Leeeter van den Hoogenband (Leee), Friday, 24 December 2004 00:22 (twenty-one years ago)

i don't understand any of the posts on ilx today

Amateur(ist) (Amateur(ist)), Friday, 24 December 2004 00:23 (twenty-one years ago)

http://img.photobucket.com/albums/v488/colonpipe/The-New-World.gif
farrell being harassed by the fifth member of kiss

:| (....), Friday, 24 December 2004 00:51 (twenty-one years ago)

i like him too but... dear oh dear.

jed_ (jed), Friday, 24 December 2004 00:52 (twenty-one years ago)

fucking colin farrell.

s1ocki (slutsky), Friday, 24 December 2004 01:30 (twenty-one years ago)

so what else did you do with your day?

Amateur(ist) (Amateur(ist)), Friday, 24 December 2004 06:47 (twenty-one years ago)

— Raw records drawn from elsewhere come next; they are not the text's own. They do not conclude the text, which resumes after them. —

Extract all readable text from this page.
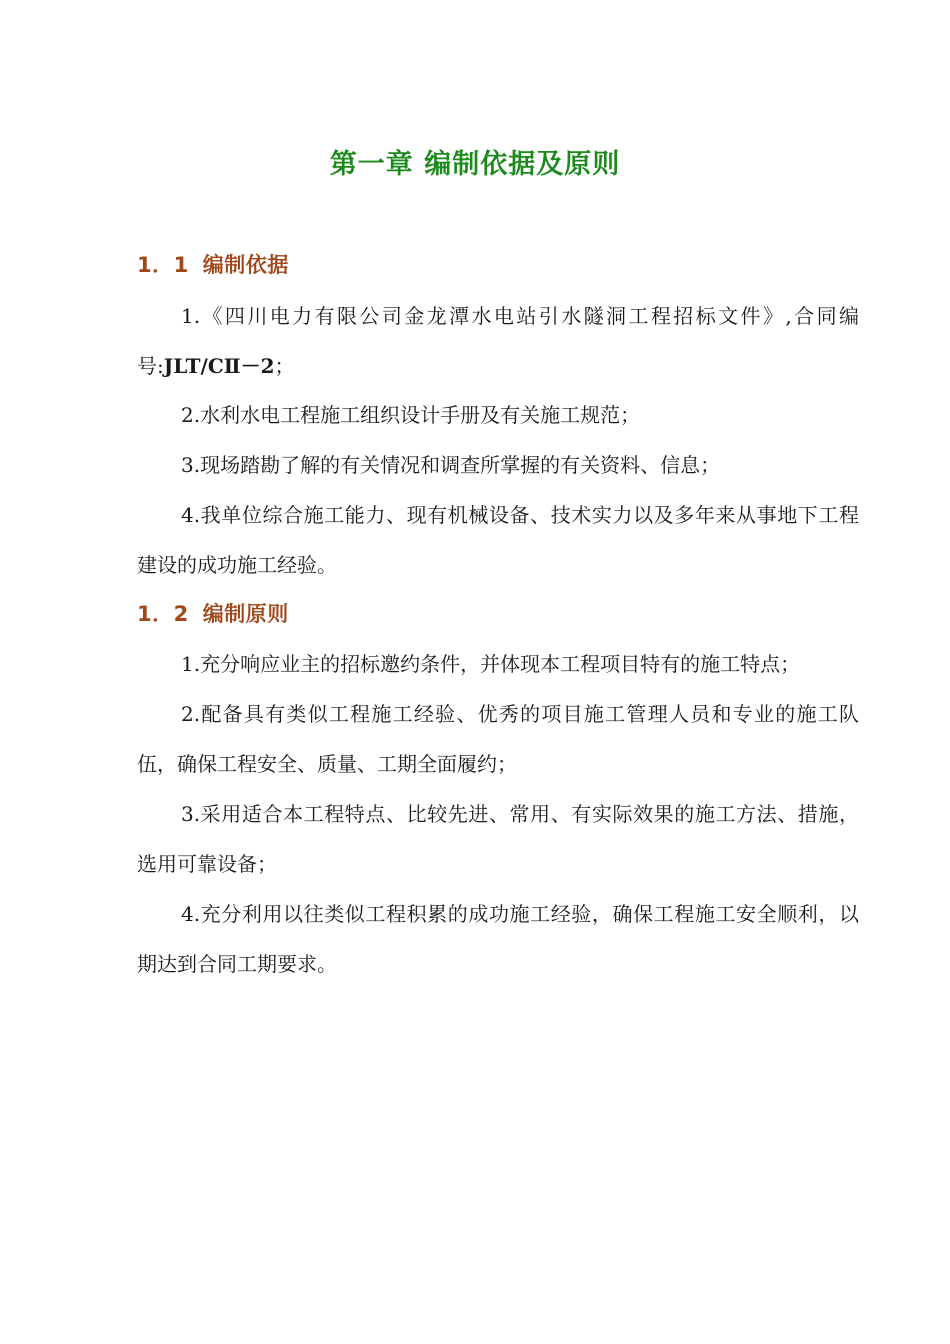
第一章 编制依据及原则
1．1 编制依据

1.《四川电力有限公司金龙潭水电站引水隧洞工程招标文件》,合同编号:JLT/CⅡ－2；

2.水利水电工程施工组织设计手册及有关施工规范；

3.现场踏勘了解的有关情况和调查所掌握的有关资料、信息；

4.我单位综合施工能力、现有机械设备、技术实力以及多年来从事地下工程建设的成功施工经验。

1．2 编制原则

1.充分响应业主的招标邀约条件，并体现本工程项目特有的施工特点；

2.配备具有类似工程施工经验、优秀的项目施工管理人员和专业的施工队伍，确保工程安全、质量、工期全面履约；

3.采用适合本工程特点、比较先进、常用、有实际效果的施工方法、措施，选用可靠设备；

4.充分利用以往类似工程积累的成功施工经验，确保工程施工安全顺利，以期达到合同工期要求。
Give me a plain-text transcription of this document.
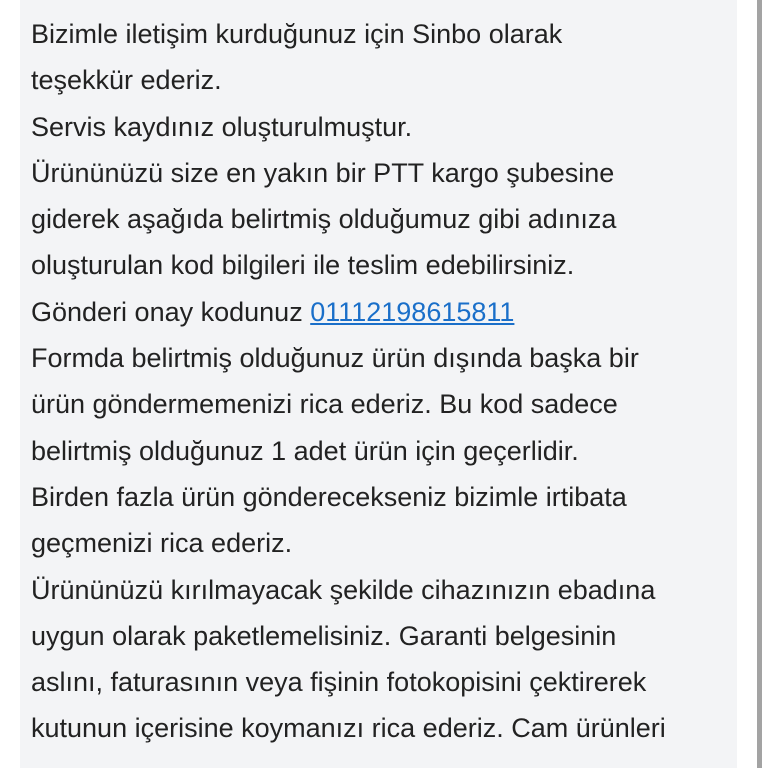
Bizimle iletişim kurduğunuz için Sinbo olarak
teşekkür ederiz.
Servis kaydınız oluşturulmuştur.
Ürününüzü size en yakın bir PTT kargo şubesine
giderek aşağıda belirtmiş olduğumuz gibi adınıza
oluşturulan kod bilgileri ile teslim edebilirsiniz.
Gönderi onay kodunuz 01112198615811
Formda belirtmiş olduğunuz ürün dışında başka bir
ürün göndermemenizi rica ederiz. Bu kod sadece
belirtmiş olduğunuz 1 adet ürün için geçerlidir.
Birden fazla ürün gönderecekseniz bizimle irtibata
geçmenizi rica ederiz.
Ürününüzü kırılmayacak şekilde cihazınızın ebadına
uygun olarak paketlemelisiniz. Garanti belgesinin
aslını, faturasının veya fişinin fotokopisini çektirerek
kutunun içerisine koymanızı rica ederiz. Cam ürünleri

even if this movie is a shot by shot recreation of the thin red line it will be cool! that preview reminds me of a movie i saw once about cabeza de vaca...

ryan (ryan), Friday, 24 December 2004 14:50 (twenty-one years ago)

five months pass...
nieuw trailer:
http://progressive.stream.aol.com/newline/gl/newline/trailers/theNW/NewWorld_Trailer_latimes_700_dl.mov

milozauckerman (miloaukerman), Tuesday, 14 June 2005 04:25 (twenty-one years ago)

most walk-outs on thanksgiving week release ever!!

ryan (ryan), Tuesday, 14 June 2005 05:27 (twenty-one years ago)

i can't wait for this--and i bet that trailer is pretty misleading.

i hope there is another chorus of voice overs. (esp since I can't see farrell being interesting there by himself).

ryan (ryan), Tuesday, 14 June 2005 13:33 (twenty-one years ago)

this looks terrible but gorgeous. i can't wait to see it.

jed_ (jed), Tuesday, 14 June 2005 13:47 (twenty-one years ago)

The actress who plays Pocahontas is only 15. I see this causing (unnecessary) attention.

jocelyn (Jocelyn), Tuesday, 14 June 2005 13:48 (twenty-one years ago)

"friday we go looking for frogs"

ok i just read the thread again and this cracked me up.

ryan (ryan), Tuesday, 14 June 2005 13:50 (twenty-one years ago)

Aforementioned Pocahontas:

http://www.moviepublicity.com/image_assets/NW-DF-06762.jpg

IMdB tells me she is related to Jewel.

jaymc (jaymc), Tuesday, 14 June 2005 17:58 (twenty-one years ago)

Well, Jewel was in an Ang Lee film. The one no one saw.

jocelyn (Jocelyn), Tuesday, 14 June 2005 18:03 (twenty-one years ago)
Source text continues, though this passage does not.